Nassim Majidi travaille depuis quatorze ans en Afghanistan. « Déjà cet été, les talibans venaient la nuit pour montrer leur présence à Kaboul. Ils faisaient tomber les pylônes électriques pour couper l’électricité et l’eau, et imposer une pression psychologique sur la population. On est passés d’une heure d’électricité par jour en juin à Kaboul, à 16 heures aujourd’hui. C’est une façon pour les talibans de montrer leur emprise sur la population. »

Aujourd’hui, depuis la France, elle tente de trouver des solutions pour faire venir ses étudiantes en France. Sauf que sans passeports ni visa, beaucoup n’ont aucune solution pour s’en aller.

Passeports et visas

« Depuis plusieurs mois, le service des passeports est surchargé ou fermé en raison de la pandémie, raconte la chercheuse Nassim Majidi. Beaucoup de jeunes chercheurs que j’encadre n’ont pas de passeport et encore moins de visa. Ils sont coincés ici. À ce jour, l’ambassade de France exfiltre ceux qu’elle peut mais il faut aussi inclure les familles. Certaines femmes et enfants restent en situation d’attente, d’incertitude, en Afghanistan parce qu’elles n’ont pas de passeports. Il est très important de ne pas diviser les familles. Que vont devenir ces femmes et ces enfants seuls à Kaboul ? Je suis très inquiète. »

Nassim Majidi plaide pour que les évacuations s’accélèrent sur place et que les services de l’ambassade soient renforcés. « Il y a deux listes aujourd’hui. L’une faite par les talibans avec les cibles, l’autre fournit aux pouvoirs publics pour les évacuations. On a besoin d’aide pour sauver un maximum de vies ! »
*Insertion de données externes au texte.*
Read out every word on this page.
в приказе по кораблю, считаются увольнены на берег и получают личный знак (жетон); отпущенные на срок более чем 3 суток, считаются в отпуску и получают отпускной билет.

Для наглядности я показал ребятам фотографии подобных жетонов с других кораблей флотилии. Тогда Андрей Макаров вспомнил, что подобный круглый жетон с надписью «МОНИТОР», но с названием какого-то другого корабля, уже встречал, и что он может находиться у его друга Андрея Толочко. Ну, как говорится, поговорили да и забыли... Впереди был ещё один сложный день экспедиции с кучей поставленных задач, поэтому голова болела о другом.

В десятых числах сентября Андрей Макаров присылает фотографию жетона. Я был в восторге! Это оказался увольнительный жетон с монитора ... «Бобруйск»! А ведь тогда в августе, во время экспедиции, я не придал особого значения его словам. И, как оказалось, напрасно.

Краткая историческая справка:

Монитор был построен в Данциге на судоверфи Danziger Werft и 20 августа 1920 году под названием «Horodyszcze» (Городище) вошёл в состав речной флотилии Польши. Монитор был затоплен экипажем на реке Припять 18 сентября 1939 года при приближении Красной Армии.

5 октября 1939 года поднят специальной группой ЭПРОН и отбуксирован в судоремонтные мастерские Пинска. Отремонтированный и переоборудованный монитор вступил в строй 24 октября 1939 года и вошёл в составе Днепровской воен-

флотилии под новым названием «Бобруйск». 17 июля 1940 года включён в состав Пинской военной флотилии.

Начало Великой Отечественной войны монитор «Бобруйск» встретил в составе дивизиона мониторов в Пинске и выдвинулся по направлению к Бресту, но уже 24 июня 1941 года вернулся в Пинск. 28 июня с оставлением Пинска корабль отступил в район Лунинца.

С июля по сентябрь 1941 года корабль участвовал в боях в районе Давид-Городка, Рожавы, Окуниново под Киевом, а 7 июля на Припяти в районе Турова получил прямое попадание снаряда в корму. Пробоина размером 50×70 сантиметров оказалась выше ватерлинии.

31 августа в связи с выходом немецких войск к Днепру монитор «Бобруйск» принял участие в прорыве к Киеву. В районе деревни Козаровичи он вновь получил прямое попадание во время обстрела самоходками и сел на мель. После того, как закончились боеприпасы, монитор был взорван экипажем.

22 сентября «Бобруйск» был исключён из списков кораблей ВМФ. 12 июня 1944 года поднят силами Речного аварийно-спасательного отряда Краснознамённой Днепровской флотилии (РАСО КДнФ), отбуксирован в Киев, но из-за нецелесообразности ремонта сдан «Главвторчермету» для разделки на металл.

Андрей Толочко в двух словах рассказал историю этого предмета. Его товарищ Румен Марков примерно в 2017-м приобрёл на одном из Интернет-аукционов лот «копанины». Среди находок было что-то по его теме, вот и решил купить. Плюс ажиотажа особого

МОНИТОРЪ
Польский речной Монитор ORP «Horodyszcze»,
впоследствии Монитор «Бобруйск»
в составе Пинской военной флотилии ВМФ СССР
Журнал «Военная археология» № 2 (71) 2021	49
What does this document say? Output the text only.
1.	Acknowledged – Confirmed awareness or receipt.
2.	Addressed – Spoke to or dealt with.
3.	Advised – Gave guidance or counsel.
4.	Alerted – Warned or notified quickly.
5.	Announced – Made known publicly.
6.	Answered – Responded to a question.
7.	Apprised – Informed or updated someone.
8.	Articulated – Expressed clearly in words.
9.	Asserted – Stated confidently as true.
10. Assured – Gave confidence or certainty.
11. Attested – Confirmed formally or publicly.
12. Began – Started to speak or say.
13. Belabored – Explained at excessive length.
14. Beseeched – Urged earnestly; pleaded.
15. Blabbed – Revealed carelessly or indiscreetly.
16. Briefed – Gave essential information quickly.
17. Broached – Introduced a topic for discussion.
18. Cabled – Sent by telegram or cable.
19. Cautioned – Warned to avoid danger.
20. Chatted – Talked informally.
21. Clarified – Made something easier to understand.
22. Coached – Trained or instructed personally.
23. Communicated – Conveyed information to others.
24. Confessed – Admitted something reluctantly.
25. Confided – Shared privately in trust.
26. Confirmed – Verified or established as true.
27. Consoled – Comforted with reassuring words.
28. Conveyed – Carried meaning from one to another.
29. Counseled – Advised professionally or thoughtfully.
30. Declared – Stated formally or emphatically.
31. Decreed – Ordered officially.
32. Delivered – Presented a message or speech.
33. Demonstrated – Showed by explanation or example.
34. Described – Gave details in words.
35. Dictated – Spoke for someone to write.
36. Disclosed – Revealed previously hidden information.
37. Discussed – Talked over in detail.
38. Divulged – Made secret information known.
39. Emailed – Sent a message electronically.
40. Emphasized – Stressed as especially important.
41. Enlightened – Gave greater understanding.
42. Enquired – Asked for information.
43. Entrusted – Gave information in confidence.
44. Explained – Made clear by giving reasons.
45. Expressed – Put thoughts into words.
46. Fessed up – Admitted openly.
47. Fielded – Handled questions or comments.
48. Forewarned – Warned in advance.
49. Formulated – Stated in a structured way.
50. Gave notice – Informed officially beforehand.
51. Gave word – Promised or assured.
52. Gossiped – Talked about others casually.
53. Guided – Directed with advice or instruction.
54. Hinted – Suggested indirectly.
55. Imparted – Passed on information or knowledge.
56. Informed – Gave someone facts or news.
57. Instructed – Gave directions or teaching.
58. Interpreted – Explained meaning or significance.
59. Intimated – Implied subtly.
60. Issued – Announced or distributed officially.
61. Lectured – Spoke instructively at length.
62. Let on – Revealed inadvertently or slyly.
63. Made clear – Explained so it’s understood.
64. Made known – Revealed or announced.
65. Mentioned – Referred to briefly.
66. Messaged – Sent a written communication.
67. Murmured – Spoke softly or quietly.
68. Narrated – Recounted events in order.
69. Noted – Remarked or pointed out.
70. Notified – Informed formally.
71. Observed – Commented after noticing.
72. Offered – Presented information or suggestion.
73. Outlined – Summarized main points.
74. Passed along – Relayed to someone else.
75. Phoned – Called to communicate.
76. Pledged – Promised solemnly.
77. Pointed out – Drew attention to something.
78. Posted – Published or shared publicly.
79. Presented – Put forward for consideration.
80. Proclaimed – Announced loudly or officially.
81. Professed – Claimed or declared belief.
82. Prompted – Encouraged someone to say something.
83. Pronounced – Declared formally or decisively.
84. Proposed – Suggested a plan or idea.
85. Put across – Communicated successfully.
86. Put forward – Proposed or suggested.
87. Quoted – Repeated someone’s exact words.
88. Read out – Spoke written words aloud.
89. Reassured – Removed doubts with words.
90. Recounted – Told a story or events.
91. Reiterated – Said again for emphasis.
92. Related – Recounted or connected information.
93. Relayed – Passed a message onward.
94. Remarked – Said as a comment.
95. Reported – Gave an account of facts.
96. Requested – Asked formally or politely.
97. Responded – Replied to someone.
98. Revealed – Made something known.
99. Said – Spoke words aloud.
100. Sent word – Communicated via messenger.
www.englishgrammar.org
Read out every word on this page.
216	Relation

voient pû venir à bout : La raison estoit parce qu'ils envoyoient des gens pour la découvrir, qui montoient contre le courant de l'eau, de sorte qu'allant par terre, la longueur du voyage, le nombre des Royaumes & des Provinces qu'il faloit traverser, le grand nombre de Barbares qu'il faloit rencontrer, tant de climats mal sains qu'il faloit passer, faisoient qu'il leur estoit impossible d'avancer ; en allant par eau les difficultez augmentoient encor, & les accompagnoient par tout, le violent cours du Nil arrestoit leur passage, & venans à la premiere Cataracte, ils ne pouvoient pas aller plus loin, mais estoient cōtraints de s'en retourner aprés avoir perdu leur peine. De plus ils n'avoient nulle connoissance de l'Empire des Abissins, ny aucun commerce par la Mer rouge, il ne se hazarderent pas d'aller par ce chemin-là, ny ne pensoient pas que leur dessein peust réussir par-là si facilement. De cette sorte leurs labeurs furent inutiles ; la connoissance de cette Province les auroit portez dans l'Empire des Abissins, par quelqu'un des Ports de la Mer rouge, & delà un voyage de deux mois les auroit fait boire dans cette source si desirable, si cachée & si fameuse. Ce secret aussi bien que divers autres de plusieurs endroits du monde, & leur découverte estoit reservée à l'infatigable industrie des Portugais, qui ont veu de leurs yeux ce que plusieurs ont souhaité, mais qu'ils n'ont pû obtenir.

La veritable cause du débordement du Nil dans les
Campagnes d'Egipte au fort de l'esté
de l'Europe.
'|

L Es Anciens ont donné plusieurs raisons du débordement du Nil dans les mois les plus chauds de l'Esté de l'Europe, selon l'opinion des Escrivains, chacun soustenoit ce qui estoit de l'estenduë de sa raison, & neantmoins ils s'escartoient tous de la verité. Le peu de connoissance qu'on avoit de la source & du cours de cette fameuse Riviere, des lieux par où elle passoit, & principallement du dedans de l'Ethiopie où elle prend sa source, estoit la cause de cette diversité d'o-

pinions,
« Tous les efforts sont faits »

De son côté, le sénateur LR, Christian Cambon assure que les interprètes afghans évacués le sont avec leur famille. « Tous les efforts sont faits pour qu’ils soient rapatriés avec leur famille. Et cela, même sans visa ni passeport. Des identifications plus poussées sont ensuite faites à Abu Dhabi. »

Victoria Fontan, elle, attend aussi d’être rapatriée vers la France. Cette chercheuse est coincée à plus de dix kilomètres de l’aéroport, avec quatre de ses étudiantes. « Plusieurs n’ont pas de visa ou de passeports et nous ne savons pas si elles vont pouvoir être évacuées. Sauf que si elles restent là, on ne sait pas si on arrivera à avoir de leurs nouvelles dans les prochains jours. » Elle alerte sur le double discours des talibans. Celui pour la façade, et les faits.

« Aujourd’hui, nous sommes plusieurs centaines d’Occidentaux coincés. Je suis assignée à résidence par les talibans. Ils m’empêchent de rejoindre l’aéroport. Ils nous menacent clairement. Pour l’instant ça va, mais je ne sais pas si ni quand ils vont venir nous chercher. » Une source diplomatique souligne que la situation est incertaine sur place et que, pour l’heure, les évacuations sont très compliquées. « On ne sait pas ce qu’attendent les talibans mais pour l’heure, nous ne pouvons rejoindre l’aéroport. Nous sommes coincés et l’on attend. Pour combien temps je ne sais pas. Mais là, on a besoin d’aide et vite. »

Contacté, le ministère des Armée, en charge de l’évacuation n’a pas donné suite à nos demandes d’interview.